Ding et Dong, le film (1990) -Alain Chartrand

Voilà l’exemple d’un film généralement massacré par la critique (il est coté (6) — pauvre — par Médiafilm) qui a néanmoins connu un beau succès populaire. « On ne s’attendait pas à un tel clivage entre le public et la critique », a déclaré le producteur Roger Frappier, il y a trois ans, lors du lancement de la version restaurée du film. « Je sais que Claude [Meunier] a eu très mal.

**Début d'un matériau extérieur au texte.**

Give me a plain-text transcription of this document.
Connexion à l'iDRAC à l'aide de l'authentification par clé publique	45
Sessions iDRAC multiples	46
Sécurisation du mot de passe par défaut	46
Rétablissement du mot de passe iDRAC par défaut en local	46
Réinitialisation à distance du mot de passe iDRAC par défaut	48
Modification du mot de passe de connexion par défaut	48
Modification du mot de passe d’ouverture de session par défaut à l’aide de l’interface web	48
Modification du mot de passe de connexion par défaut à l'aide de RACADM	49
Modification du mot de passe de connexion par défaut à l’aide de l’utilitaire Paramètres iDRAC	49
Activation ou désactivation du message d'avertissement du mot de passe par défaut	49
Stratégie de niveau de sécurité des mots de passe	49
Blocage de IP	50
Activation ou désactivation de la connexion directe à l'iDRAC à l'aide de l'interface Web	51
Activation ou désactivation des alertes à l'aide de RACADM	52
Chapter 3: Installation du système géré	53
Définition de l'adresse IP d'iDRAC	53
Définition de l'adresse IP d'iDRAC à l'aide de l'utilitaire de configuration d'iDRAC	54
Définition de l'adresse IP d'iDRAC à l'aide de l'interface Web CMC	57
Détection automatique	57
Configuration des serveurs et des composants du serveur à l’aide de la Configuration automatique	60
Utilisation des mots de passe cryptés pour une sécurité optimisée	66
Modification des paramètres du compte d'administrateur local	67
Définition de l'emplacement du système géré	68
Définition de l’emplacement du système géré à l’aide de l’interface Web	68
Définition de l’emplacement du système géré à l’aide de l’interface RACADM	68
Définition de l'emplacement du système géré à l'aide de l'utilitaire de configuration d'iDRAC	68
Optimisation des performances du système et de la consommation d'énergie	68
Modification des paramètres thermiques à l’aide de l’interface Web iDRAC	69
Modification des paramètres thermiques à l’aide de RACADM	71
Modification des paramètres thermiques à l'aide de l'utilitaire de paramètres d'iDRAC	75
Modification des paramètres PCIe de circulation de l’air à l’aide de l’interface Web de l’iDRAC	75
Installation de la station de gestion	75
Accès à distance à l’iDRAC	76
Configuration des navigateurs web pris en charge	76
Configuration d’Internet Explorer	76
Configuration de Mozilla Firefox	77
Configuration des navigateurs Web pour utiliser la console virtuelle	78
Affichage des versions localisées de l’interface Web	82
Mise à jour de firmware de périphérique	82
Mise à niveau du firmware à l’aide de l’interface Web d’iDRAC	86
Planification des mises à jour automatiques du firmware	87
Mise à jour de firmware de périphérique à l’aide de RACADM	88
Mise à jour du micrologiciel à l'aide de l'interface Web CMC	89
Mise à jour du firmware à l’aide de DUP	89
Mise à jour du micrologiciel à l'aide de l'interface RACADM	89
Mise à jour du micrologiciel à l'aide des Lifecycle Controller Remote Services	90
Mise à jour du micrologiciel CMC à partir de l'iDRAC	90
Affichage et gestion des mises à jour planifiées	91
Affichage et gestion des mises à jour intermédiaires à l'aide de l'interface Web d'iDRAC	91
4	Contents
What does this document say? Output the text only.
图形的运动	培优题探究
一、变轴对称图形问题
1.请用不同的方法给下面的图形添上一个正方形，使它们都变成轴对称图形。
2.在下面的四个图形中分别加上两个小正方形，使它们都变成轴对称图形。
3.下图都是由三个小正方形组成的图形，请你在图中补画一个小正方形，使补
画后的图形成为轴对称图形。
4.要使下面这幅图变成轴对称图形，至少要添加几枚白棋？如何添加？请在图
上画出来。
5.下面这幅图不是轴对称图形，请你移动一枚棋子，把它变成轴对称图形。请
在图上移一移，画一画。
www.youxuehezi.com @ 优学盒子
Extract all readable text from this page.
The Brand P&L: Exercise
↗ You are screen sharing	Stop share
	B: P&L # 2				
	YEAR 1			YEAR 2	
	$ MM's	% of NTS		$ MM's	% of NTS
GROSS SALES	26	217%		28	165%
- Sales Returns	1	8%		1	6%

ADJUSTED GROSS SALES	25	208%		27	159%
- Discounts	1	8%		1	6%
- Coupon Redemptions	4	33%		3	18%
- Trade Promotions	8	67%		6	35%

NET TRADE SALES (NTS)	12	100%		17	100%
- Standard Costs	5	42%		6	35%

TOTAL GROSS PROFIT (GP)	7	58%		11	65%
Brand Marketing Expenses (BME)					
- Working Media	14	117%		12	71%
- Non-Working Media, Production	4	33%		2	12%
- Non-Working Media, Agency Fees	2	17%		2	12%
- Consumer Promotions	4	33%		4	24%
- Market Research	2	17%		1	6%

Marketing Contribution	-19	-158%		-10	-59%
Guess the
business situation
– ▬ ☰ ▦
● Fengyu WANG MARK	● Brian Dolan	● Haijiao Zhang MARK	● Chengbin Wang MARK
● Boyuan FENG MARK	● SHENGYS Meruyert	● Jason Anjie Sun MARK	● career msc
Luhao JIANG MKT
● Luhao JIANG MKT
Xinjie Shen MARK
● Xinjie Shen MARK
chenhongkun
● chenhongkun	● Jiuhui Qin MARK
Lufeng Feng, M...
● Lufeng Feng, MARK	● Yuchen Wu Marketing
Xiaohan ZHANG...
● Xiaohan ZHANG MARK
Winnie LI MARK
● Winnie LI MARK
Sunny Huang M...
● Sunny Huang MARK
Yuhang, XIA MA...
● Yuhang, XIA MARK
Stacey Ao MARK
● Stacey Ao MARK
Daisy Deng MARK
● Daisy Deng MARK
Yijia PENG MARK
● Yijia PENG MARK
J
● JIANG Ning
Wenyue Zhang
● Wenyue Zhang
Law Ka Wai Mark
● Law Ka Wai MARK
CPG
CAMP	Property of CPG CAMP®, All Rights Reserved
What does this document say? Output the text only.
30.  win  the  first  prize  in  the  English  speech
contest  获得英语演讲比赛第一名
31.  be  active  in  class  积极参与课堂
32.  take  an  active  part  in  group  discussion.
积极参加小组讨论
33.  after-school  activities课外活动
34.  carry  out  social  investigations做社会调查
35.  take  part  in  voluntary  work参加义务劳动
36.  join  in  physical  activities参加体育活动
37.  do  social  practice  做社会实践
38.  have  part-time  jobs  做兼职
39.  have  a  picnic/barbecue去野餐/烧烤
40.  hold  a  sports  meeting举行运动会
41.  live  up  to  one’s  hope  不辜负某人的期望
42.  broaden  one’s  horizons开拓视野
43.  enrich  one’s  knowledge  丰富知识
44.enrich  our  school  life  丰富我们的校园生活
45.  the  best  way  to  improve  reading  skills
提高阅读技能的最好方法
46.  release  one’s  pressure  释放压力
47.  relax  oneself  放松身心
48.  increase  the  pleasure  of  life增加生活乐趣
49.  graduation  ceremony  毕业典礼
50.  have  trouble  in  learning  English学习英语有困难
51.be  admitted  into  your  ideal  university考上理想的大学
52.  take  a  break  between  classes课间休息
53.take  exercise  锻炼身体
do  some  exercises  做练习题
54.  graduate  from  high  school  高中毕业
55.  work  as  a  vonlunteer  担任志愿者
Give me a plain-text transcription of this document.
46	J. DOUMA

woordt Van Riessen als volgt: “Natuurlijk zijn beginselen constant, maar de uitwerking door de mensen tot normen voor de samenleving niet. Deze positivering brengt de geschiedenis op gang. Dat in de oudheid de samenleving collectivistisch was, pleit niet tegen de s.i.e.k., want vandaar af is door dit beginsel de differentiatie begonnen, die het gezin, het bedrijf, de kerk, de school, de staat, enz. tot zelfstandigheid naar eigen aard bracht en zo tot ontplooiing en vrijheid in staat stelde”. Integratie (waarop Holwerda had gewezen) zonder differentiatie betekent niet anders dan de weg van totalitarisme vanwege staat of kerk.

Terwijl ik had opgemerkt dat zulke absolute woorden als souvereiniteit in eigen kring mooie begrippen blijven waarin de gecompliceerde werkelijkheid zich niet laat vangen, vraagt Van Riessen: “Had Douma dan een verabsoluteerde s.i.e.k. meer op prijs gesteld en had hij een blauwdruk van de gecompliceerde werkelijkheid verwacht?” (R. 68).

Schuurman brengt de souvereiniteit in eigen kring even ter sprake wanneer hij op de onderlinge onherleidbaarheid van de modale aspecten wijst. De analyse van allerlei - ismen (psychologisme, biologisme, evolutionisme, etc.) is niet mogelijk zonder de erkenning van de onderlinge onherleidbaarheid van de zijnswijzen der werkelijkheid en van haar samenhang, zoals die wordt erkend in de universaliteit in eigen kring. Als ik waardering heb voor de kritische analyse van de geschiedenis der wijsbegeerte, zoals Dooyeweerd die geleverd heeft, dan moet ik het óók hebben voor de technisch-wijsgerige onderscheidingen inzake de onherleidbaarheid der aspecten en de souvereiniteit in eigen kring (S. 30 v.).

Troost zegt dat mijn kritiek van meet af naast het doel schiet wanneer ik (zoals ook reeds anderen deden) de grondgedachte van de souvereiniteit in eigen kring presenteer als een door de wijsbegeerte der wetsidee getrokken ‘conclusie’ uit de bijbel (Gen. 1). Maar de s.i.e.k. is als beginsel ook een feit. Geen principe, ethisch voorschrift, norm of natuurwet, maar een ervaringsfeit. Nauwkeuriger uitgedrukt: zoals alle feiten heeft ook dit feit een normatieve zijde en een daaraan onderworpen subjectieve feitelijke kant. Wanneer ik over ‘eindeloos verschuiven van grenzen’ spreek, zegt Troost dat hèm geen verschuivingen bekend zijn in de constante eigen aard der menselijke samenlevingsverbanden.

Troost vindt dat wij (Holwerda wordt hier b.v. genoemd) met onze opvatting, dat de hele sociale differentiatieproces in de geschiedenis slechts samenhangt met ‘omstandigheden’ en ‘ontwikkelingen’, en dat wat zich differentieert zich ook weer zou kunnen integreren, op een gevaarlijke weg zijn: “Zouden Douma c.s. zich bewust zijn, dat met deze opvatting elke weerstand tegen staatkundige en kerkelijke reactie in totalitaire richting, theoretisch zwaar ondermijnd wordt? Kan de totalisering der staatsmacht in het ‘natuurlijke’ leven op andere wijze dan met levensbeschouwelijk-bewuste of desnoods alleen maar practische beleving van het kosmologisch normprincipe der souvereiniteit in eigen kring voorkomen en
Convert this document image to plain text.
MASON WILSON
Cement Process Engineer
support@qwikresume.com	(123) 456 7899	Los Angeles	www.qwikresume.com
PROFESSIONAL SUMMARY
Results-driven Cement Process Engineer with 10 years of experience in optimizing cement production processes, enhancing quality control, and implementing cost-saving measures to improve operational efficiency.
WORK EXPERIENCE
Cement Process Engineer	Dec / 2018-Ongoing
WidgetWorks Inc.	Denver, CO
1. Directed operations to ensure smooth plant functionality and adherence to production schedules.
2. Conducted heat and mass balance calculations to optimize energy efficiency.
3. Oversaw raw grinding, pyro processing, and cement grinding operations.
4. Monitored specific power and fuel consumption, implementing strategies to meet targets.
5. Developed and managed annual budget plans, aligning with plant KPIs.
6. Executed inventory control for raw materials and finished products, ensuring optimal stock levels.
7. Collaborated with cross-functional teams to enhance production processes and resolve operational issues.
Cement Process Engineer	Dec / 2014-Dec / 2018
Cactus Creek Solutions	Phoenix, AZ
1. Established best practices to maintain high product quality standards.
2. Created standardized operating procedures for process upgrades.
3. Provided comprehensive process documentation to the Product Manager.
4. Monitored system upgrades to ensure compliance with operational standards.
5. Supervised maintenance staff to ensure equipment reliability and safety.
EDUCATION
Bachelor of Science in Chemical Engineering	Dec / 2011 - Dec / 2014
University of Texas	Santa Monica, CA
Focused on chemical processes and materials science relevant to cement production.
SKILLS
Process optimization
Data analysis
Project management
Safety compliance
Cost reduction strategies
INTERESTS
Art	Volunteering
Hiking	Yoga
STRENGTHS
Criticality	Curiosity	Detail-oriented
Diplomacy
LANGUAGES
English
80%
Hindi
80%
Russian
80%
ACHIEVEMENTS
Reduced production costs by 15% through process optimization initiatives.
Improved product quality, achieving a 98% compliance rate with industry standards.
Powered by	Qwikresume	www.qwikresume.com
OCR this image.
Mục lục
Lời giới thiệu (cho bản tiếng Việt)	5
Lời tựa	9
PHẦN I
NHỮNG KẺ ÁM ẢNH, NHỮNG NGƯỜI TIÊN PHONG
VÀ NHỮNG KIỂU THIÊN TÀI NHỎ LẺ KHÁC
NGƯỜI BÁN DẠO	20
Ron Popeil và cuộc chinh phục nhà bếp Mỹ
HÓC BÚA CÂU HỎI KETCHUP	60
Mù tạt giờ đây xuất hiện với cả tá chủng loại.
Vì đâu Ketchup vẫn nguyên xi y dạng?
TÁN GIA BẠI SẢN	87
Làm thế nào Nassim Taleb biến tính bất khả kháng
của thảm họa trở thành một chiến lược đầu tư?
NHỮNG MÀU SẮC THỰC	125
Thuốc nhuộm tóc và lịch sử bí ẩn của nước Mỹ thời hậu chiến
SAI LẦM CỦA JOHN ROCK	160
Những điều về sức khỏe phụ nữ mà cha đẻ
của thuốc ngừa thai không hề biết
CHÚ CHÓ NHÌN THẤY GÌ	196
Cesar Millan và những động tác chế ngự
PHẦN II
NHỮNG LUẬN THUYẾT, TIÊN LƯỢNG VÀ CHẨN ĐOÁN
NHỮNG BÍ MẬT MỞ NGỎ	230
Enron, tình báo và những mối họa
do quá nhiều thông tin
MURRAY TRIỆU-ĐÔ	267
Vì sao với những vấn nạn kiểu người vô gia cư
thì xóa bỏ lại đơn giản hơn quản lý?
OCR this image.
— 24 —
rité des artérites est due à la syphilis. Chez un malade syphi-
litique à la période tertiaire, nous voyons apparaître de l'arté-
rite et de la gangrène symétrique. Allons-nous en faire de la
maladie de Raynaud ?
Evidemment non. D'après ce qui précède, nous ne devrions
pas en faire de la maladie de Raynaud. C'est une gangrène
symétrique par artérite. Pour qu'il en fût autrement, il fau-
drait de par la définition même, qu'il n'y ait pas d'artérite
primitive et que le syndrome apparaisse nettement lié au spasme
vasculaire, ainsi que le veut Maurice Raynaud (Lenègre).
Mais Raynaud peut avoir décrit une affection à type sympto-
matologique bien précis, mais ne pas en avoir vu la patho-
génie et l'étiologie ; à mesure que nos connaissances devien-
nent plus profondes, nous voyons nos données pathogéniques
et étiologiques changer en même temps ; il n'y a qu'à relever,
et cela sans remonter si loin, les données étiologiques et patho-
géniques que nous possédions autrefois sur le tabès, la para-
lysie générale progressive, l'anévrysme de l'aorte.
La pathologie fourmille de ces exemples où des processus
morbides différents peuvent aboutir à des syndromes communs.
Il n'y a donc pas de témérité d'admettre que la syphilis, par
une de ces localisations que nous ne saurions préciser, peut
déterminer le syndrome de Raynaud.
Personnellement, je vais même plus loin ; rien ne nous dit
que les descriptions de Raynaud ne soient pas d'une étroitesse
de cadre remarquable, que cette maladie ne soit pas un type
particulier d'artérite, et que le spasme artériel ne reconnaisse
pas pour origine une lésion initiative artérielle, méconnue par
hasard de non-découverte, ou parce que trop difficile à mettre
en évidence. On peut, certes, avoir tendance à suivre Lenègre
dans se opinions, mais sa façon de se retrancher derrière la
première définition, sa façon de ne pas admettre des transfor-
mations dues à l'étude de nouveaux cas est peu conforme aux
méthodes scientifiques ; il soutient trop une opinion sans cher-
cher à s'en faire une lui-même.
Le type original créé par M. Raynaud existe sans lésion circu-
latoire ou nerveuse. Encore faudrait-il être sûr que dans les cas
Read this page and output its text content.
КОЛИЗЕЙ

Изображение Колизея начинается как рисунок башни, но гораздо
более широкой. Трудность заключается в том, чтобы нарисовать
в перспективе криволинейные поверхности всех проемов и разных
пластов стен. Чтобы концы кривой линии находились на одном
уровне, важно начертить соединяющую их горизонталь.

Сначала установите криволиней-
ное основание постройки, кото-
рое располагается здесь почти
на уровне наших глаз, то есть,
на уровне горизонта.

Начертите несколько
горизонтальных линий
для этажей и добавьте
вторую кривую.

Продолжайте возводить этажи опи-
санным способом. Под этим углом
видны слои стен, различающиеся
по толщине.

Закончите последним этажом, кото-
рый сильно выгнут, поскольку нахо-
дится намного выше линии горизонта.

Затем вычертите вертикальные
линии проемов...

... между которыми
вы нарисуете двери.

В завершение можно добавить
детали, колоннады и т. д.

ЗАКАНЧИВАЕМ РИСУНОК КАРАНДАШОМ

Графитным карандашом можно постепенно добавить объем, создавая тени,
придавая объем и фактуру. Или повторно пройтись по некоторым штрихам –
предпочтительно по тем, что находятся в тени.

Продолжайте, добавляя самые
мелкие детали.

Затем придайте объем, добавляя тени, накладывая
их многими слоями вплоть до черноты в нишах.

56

Le succès populaire du film n’a pas épongé sa douleur. » Il se trouve qu’aujourd’hui, le public ayant découvert très jeune cette comédie en a fait l’une de ses favorites, au point que certains connaissent par cœur toutes les répliques. « Les gens de cinéma m’attendaient avec une brique et un fanal autant que les gens de théâtre quand je me suis mis à écrire des pièces parce que j’étais considéré comme un gars de variétés, a déjà analysé Claude Meunier en entrevue à La Presse. Cela dit, le film n’est pas parfait non plus, mais il y a des scènes très drôles. De jeunes humoristes ont fait une relecture des dialogues à la Cinémathèque québécoise et c’était vraiment hilarant ! »

 

Showgirls (1995) – Paul Verhoeven

Dans You Don’t Nomi, un documentaire de Jeffrey McHale consacré au « phénomène » Showgirls, l’auteur David Schmader, en faisant allusion à Basic Instinct, que le tandem Joe Eszterhas (scénario) et Paul Verhoeven (réalisation) avait proposé trois ans plus tôt, déclare que « ces deux hommes ont fait beaucoup de coke et se sont retrouvés ivres de pouvoir après avoir fait un film de merde avec une tueuse lesbienne et son pic à glace ». À l’époque de la sortie de Showgirls, en 1995, le film de Paul Verhoeven s’est d’emblée inscrit parmi les pires de l’année, raflant l’année suivante pas moins de sept trophées Razzies (le pire du cinéma), que le réalisateur d’Elle était d’ailleurs allé réclamer lui-même. Il fut d’ailleurs l’un des premiers à le faire. Vingt-cinq ans plus tard, Showgirls reste toujours un très mauvais film, mais il peut s’apprécier sur un autre plan, celui de l’outrance à tous points de vue, un peu comme des classiques du cinéma kitsch comme Valley of the Dolls ou Mommie Dearest.